PROVIDENCE — A Pawtucket man who prosecutors say went on an arson spree to avenge a romantic relationship that turned sour has received a 40-year prison sentence with 17 years to serve.
Attorney General Peter F. Kilmartin announced that Franci Villorio, 22, with a last known address of 27 Palm St., Pawtucket, was sentenced Thursday by Superior Court Justice Susan E. McGuirl to 40 years, with 17 to serve and the remainder suspended with probation, for multiple arsons in Central Falls and Providence. In addition, Villorio was ordered to have no contact with the victim, undergo mental health counseling, perform community service upon his release, and make restitution.
The sentence comes after Villorio pleaded no contest on April 15 to five counts of first-degree arson in arson in exchange for a capped sentence of 40 years with up to 20 years to serve.
According to the Office of Attorney General, had the case proceeded to trial, the state was prepared to prove beyond a reasonable doubt that on February 26, 2011 and again on March 4, 2011, Villorio set fire to a residence at 41 Hedley Ave. in Central Falls. The state was also prepared to prove that Villorio set fire to a residence at 9-11 Colfax St. in Providence on June 28, 2011 and again on June 29, 2011, and set fire to a residence at 70 Washington St. in Central Falls also on June 29, 2011.
Prosecutors maintain that Villorio harbored feelings of jealousy and resentment after learning that his ex-girlfriend was dating someone new. They allege that he went on an arson spree out of vengeance, setting fires to five residences, each with a connection to his ex-girlfriend and her new boyfriend.
Prosecutors say Villorio's first attempt at arson was the residence of his ex-girlfriend's grandmother, located at 41 Hedley Ave. in Central Falls. This fire was quickly extinguished and caused only minor damage. However, a week later, Villorio again set fire to the residence, and this blaze completely destroyed the home and required the evacuation of several neighboring residences. While both fires were ruled as arson, Central Falls Police had no suspects and the investigation remained open.
Prosecutors say that Villorio next turned his attention to his former girlfriend's new boyfriend, who resided at 9-11 Colfax St. in Providence. On June 28, 2011, Providence Police and Fire responded to that address for a report of an occupied house fire. Upon arrival, they found that the fire, which was minor, had been extinguished by the residents.
During the course of the investigation, police discovered an envelope on a vehicle parked in the driveway addressed to the new boyfriend that indicated the fire was intended to harm him and Villorio's ex-girlfriend. In the letter, which he signed “The Hazel Angel,” Villorio wrote that he “wasn't going to stop 'till all families were done,'” prosecutors said.
Prosecutors say that while police were closing in on Villorio as their prime suspect for the Providence fire, he struck again. Less than 24 hours later, Villorio once more attempted to set fire to the residence on Colfax Street, but again the residents were able to extinguish the fire before any major damage occurred.

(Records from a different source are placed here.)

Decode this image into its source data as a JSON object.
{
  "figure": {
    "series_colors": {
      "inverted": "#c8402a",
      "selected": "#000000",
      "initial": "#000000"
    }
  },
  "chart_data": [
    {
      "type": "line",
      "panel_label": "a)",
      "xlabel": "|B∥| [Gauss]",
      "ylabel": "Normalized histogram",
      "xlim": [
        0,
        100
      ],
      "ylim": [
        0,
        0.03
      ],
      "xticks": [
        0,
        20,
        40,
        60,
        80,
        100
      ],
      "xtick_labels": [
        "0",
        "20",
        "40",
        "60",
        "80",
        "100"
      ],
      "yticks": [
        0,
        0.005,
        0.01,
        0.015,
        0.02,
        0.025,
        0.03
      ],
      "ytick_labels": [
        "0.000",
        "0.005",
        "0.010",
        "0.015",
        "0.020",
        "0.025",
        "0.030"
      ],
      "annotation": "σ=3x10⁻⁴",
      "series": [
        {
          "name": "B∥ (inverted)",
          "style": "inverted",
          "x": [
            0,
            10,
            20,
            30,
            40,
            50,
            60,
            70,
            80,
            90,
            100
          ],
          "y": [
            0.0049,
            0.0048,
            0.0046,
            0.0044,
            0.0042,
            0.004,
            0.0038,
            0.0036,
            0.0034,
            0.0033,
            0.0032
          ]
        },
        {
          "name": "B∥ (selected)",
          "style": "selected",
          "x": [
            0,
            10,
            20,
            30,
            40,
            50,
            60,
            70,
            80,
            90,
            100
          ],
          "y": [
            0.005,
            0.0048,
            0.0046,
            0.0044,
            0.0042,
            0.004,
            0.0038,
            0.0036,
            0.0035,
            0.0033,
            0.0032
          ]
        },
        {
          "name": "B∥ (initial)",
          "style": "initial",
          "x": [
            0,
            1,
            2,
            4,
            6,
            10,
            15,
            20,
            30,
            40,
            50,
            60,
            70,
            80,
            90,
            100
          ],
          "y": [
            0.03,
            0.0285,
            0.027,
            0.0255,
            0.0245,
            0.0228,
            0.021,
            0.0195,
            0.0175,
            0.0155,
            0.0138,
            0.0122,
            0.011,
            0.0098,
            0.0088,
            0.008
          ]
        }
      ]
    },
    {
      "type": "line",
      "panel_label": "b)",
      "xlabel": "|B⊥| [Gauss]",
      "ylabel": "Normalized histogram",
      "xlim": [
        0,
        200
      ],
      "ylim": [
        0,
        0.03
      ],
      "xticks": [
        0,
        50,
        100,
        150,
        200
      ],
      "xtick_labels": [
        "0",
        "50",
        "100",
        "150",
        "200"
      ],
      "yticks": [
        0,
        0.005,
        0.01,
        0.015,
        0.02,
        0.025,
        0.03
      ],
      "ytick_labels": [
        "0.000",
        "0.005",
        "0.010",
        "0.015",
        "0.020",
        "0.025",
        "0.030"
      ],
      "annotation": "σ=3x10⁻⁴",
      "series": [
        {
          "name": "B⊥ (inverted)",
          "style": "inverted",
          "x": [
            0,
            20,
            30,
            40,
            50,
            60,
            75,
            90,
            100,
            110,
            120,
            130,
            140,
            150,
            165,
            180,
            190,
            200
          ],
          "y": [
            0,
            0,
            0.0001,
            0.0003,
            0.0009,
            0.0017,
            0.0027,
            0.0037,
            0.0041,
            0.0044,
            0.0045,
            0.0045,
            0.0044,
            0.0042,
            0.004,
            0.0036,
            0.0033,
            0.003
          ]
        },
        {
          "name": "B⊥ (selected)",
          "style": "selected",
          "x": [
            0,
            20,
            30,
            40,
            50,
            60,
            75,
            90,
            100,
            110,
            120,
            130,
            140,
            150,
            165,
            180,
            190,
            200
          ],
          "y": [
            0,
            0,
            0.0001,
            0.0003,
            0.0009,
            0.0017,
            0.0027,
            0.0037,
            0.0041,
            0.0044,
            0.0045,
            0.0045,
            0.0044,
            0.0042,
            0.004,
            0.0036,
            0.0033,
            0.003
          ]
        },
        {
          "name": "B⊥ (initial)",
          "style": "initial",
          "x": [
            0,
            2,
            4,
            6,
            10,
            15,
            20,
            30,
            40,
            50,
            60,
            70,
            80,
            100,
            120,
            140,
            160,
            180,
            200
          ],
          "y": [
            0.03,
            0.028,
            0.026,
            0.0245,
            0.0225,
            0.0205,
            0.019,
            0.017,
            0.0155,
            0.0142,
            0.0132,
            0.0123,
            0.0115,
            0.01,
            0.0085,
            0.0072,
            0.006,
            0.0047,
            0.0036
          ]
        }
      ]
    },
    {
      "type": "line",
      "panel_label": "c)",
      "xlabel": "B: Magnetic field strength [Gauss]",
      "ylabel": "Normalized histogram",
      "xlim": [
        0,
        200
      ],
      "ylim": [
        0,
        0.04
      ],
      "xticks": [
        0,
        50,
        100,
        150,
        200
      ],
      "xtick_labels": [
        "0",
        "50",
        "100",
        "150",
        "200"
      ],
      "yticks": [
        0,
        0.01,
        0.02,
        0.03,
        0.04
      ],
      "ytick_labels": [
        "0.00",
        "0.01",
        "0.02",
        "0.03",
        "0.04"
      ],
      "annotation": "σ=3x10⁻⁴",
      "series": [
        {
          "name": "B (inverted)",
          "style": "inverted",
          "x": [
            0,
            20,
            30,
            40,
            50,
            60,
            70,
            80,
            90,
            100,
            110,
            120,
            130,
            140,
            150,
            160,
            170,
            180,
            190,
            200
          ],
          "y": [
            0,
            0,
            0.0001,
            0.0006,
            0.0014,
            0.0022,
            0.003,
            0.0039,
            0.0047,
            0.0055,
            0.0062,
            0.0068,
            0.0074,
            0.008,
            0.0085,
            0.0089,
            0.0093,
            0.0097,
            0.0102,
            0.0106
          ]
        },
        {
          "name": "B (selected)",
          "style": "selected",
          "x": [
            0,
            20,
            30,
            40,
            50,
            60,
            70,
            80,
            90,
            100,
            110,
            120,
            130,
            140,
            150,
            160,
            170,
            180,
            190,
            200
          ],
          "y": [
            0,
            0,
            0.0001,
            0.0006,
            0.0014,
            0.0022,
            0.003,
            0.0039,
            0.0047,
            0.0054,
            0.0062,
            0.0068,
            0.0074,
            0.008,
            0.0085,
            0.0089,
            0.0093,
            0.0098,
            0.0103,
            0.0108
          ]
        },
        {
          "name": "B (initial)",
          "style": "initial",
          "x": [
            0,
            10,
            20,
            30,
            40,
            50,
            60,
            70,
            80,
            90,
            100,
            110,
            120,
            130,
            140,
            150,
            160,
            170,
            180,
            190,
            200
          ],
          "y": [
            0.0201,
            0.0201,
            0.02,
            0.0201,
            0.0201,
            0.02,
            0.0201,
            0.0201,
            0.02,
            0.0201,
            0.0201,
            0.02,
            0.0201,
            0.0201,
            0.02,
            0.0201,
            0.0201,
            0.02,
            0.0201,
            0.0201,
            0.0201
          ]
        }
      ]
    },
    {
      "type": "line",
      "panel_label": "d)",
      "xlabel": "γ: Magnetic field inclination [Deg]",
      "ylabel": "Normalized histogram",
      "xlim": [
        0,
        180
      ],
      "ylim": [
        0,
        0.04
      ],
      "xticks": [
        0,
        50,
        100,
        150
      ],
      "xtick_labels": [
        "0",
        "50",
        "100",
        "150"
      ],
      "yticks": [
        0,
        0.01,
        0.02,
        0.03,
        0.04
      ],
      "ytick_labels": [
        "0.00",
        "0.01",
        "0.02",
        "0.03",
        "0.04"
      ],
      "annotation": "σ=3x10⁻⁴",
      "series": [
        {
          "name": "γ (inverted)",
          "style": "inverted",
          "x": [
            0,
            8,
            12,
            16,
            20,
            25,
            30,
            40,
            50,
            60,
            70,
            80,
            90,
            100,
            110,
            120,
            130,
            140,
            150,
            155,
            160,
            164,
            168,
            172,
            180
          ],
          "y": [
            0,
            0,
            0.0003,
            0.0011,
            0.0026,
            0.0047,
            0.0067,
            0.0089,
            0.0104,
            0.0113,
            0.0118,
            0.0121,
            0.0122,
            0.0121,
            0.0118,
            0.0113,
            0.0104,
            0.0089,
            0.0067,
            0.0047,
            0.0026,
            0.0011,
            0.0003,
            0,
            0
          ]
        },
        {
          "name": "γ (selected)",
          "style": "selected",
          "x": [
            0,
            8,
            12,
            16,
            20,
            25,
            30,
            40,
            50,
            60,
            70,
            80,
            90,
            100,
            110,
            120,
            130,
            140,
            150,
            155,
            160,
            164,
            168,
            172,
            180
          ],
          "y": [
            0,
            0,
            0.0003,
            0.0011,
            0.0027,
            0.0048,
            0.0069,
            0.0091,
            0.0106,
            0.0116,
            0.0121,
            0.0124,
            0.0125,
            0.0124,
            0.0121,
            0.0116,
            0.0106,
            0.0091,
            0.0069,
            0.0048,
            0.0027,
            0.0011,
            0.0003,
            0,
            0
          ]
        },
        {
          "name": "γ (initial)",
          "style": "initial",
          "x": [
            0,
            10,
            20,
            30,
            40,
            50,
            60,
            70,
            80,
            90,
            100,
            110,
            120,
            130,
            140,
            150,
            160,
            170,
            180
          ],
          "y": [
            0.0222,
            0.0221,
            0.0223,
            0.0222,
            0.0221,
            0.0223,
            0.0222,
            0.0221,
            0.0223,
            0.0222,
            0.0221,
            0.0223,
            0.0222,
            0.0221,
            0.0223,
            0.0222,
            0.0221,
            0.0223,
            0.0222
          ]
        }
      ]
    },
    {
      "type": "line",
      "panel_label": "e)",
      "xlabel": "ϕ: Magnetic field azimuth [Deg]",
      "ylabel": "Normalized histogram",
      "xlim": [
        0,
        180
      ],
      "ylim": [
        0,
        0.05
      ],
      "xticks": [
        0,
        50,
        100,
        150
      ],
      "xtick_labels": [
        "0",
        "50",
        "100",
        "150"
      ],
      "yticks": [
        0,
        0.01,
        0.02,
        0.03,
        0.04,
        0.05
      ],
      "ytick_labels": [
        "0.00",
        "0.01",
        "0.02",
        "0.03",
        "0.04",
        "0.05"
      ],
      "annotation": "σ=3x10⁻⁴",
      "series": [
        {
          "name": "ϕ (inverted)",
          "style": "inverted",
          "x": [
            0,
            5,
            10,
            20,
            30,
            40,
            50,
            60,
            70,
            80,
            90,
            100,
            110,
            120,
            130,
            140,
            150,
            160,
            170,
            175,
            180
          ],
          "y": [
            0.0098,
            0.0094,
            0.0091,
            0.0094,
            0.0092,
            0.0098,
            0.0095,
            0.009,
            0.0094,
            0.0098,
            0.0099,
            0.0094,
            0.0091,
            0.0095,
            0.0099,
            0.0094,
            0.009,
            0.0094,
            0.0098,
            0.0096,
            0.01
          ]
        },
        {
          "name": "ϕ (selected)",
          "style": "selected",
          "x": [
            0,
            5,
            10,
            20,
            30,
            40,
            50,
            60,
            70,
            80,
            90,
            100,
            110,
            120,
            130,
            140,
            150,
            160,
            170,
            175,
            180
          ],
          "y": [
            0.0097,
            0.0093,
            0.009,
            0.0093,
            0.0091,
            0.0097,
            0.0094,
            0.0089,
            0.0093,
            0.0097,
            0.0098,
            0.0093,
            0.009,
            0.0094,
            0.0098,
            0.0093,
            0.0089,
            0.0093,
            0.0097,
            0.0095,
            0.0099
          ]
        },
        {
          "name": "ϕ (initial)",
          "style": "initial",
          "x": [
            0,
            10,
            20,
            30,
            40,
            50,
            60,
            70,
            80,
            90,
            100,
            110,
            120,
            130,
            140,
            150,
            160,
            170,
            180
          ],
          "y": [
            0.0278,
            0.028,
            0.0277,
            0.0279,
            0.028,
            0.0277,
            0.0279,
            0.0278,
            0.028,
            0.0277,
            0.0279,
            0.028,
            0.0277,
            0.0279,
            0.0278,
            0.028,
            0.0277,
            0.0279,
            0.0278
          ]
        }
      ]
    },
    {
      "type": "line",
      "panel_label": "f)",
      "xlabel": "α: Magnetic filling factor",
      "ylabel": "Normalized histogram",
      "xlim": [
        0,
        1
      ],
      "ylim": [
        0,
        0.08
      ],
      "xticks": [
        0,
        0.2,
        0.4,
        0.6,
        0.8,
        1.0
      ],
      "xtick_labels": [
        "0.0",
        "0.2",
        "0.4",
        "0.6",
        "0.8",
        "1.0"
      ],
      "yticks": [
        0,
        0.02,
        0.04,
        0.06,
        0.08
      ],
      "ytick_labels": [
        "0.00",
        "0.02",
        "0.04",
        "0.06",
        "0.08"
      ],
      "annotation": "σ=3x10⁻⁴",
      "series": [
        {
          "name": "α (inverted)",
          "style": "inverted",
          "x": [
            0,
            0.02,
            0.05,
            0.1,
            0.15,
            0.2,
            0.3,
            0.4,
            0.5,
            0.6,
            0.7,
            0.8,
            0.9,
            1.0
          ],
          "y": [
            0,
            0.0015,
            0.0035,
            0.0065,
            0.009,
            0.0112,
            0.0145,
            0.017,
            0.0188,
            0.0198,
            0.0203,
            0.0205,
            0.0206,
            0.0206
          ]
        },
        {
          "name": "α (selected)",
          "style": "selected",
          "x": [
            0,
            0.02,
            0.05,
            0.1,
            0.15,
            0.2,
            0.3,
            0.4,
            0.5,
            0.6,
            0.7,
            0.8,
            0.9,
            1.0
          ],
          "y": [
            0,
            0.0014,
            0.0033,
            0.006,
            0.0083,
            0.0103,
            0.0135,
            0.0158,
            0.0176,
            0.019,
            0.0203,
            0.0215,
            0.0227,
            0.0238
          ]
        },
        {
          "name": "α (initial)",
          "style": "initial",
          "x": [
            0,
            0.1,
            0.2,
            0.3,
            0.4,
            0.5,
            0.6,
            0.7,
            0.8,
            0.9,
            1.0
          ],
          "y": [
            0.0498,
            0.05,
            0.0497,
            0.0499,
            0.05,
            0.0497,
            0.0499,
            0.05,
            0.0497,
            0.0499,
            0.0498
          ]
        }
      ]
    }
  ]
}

Shortly thereafter, Central Falls Police and Fire were dispatched to a fire at 70 Washington St. in Central Falls, which was the home of the mother of Villorio's ex-girlfriend. In the home at the time of the fire were seven other residents, including young children. The fire was extinguished quickly with no injuries.
During the course of the investigation, Providence and Central Falls Police, with the assistance of the State Fire Marshal's Office, determined the materials and method for the arson fires were consistent. Each fire was set using gasoline as the accelerant, and each was set under the cover of darkness and at the point of egress of the residences, prosecutors say.
Villorio was apprehended a short time later at his residence in Pawtucket. During a search of his vehicle, police allegedly found a five-quart container that smelled of gasoline, a box of wooden matches and a pair of rubber gloves. Police said Villorio also emitted a strong smell of gasoline. While in custody of the Providence Police, Villorio confessed to the five arson fires.
Detective Jonathan Primiano led the investigation for the Providence Police and Detectives Jeffrey Araujo and Phil Garland led the investigation for the Central Falls Police, with the assistance of Fire Marshal Michael Sweeney, Chief of Investigations for the Office of the State Fire Marshal. Special Assistant Attorney General John Dean prosecuted the case on behalf of the Office of Attorney General.